Ingredients
| 3 spray(s) cooking spray | |
| 1 pound(s) cremini mushroom(s), coarsely chopped | |
| 1/2 tsp table salt | |
| 1/4 tsp black pepper | |
| 1 tsp salted butter | |
| 2 medium uncooked leek(s), chopped, white and light green sections only | |
| 1 tsp minced garlic | |
| 1 tsp rosemary, fresh, minced | |
| 15 oz canned condensed cream of potato soup | |
| 2 cup(s) low-fat milk | |
| 1/3 cup(s) fat-free, plain Greek yogurt | |
| 1/2 tsp Dijon Mustard | |
| 1/2 tsp fresh lemon juice | |
| 1 Tbsp chives, fresh, snipped |
Instructions
- Preheat oven to 450°F. Coat a large cookie sheet with cooking spray.
- Spread mushrooms on prepared cookie sheet; lightly coat with cooking spray and sprinkle with salt and pepper. Place in lower 1/3 of oven and roast for 25 minutes, stirring once during cooking.
- Meanwhile, heat butter in a large nonstick pot over medium-low heat. Add leeks and saute, stirring often, until extremely soft, about 15 minutes. Add garlic and rosemary; heat, stirring frequently, 1 minute.

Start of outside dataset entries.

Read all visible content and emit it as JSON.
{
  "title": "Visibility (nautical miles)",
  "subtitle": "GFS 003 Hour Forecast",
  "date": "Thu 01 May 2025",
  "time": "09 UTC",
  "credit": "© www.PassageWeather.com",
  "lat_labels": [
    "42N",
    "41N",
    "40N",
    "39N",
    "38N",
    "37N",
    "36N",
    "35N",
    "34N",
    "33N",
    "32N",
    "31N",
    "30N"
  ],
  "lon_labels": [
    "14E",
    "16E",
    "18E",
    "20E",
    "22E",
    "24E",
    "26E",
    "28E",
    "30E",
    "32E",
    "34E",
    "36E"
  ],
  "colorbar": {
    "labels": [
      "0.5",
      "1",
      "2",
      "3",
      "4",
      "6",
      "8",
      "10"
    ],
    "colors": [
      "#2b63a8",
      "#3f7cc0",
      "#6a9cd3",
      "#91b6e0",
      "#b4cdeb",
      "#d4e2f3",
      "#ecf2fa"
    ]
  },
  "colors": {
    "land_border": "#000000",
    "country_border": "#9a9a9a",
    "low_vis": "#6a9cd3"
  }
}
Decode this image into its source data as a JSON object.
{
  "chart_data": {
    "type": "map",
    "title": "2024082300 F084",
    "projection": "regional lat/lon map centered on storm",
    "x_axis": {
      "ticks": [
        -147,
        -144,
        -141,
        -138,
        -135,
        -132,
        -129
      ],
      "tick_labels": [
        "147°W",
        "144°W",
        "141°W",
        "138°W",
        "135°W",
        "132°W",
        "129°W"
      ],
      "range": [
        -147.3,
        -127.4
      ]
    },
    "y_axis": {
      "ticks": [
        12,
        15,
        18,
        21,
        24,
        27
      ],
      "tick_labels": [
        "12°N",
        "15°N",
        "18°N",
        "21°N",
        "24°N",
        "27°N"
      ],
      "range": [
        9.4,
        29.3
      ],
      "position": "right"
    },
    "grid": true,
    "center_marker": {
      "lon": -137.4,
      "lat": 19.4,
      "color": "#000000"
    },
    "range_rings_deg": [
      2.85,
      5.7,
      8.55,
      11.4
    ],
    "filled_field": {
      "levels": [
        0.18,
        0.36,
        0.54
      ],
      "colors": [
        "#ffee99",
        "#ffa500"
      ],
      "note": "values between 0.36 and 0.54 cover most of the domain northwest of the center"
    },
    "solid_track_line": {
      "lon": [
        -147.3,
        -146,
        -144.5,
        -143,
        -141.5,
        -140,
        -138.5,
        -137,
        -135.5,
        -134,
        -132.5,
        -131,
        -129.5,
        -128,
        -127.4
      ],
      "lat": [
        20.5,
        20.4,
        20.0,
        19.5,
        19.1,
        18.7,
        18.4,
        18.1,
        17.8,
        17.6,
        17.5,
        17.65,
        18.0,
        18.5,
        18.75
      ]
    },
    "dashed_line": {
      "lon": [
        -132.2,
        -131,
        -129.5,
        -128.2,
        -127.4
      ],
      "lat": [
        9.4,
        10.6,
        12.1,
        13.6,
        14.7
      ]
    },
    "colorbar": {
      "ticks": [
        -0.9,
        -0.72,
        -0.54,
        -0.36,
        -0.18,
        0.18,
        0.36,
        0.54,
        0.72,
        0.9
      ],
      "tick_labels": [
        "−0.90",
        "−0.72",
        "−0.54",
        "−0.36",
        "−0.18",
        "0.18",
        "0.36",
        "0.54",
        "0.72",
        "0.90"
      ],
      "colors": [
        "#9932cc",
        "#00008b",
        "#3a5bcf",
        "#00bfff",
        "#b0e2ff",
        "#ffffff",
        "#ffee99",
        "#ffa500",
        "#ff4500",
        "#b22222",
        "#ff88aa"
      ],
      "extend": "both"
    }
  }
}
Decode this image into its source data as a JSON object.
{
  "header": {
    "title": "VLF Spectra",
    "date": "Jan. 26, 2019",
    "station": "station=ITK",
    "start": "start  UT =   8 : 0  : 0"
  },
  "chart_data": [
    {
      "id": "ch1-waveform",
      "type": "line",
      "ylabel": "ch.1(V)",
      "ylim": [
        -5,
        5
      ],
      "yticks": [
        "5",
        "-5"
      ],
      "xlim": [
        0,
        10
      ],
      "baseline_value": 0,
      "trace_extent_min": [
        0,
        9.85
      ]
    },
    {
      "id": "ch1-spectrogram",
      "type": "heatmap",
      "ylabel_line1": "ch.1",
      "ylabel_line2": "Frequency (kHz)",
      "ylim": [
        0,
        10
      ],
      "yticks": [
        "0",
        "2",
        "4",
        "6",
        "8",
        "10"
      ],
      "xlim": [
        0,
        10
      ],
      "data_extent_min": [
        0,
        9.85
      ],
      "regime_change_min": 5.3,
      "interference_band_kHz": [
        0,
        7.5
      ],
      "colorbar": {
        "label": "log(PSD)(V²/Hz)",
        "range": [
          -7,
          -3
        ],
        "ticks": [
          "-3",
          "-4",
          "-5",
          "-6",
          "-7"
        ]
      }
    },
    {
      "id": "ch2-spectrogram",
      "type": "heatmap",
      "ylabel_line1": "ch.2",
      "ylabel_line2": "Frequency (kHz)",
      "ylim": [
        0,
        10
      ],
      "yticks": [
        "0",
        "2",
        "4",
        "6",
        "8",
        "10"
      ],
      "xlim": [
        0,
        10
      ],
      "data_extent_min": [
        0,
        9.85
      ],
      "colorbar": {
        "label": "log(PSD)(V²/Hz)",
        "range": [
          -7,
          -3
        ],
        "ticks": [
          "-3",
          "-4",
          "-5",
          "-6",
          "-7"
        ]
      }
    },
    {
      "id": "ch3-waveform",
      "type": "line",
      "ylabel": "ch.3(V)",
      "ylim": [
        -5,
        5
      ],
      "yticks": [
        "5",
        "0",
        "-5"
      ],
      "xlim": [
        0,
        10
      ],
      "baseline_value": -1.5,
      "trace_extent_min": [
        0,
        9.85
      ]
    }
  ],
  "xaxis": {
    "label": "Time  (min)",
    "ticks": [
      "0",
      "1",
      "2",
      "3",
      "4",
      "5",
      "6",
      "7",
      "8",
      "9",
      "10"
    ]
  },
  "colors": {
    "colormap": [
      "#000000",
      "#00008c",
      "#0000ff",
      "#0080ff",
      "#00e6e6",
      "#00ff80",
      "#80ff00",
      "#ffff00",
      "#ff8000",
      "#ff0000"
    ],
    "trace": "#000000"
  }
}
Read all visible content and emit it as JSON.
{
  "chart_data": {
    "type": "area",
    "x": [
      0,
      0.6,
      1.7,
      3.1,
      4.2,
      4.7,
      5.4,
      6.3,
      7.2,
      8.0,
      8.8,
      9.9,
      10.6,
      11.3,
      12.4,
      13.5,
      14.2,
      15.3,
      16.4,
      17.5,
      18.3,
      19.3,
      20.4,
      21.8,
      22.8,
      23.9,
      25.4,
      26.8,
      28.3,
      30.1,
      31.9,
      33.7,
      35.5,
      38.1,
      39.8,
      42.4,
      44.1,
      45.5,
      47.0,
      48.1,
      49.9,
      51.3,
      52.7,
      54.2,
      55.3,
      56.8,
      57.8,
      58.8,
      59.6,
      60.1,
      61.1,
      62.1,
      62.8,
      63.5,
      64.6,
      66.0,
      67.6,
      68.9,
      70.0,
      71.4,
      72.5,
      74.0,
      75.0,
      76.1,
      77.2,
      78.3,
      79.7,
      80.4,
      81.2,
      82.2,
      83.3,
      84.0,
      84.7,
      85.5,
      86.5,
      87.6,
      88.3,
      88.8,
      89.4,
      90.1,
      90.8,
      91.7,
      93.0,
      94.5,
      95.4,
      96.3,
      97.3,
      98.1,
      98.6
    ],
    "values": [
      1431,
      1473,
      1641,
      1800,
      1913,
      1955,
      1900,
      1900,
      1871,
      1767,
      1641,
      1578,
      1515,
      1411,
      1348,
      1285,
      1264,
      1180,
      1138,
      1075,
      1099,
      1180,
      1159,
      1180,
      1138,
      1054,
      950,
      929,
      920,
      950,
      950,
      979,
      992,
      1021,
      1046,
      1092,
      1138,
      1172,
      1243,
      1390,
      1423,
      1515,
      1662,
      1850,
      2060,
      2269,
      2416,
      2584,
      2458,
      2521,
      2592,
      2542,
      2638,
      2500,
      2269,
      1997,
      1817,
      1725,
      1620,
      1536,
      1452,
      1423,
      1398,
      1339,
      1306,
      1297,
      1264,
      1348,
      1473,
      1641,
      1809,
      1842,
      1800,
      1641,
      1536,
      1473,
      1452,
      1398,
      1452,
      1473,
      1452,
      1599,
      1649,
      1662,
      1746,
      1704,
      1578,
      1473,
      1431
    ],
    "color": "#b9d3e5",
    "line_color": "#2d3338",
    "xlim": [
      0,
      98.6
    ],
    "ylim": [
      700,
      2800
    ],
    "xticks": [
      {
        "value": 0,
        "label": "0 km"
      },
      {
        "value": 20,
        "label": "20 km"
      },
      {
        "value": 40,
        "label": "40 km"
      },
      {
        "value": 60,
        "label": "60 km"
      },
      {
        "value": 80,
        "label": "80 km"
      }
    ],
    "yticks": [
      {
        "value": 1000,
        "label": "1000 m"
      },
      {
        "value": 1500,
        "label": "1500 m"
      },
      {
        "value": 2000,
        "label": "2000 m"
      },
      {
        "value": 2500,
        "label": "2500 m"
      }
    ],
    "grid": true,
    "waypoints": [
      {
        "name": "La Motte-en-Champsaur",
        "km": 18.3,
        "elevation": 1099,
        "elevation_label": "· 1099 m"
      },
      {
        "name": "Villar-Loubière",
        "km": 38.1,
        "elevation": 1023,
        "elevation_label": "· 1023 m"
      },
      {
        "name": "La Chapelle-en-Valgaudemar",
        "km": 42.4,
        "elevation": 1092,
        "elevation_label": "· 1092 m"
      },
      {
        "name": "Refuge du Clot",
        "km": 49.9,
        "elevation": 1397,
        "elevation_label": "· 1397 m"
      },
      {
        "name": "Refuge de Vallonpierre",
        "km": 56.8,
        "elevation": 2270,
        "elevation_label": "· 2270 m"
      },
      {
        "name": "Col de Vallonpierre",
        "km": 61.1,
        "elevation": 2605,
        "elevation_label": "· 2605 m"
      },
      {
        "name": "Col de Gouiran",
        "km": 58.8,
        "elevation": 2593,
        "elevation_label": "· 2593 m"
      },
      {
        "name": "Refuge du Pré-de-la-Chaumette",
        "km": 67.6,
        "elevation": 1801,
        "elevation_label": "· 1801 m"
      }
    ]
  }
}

- Add soup, milk, mushrooms (reserve a few for garnish), yogurt, mustard and lemon juice to pot; carefully puree soup in pot using an immersion blender. (If you don’t have an immersion blender, transfer soup to a blender; puree in batches and then return to pot). Increase heat to medium-high and bring to a boil; stir in chives and heat through. Adjust seasonings if necessary before serving. Garnish with additional chives and reserved mushrooms, if desired. Yields about 1 1/4 cups per serving.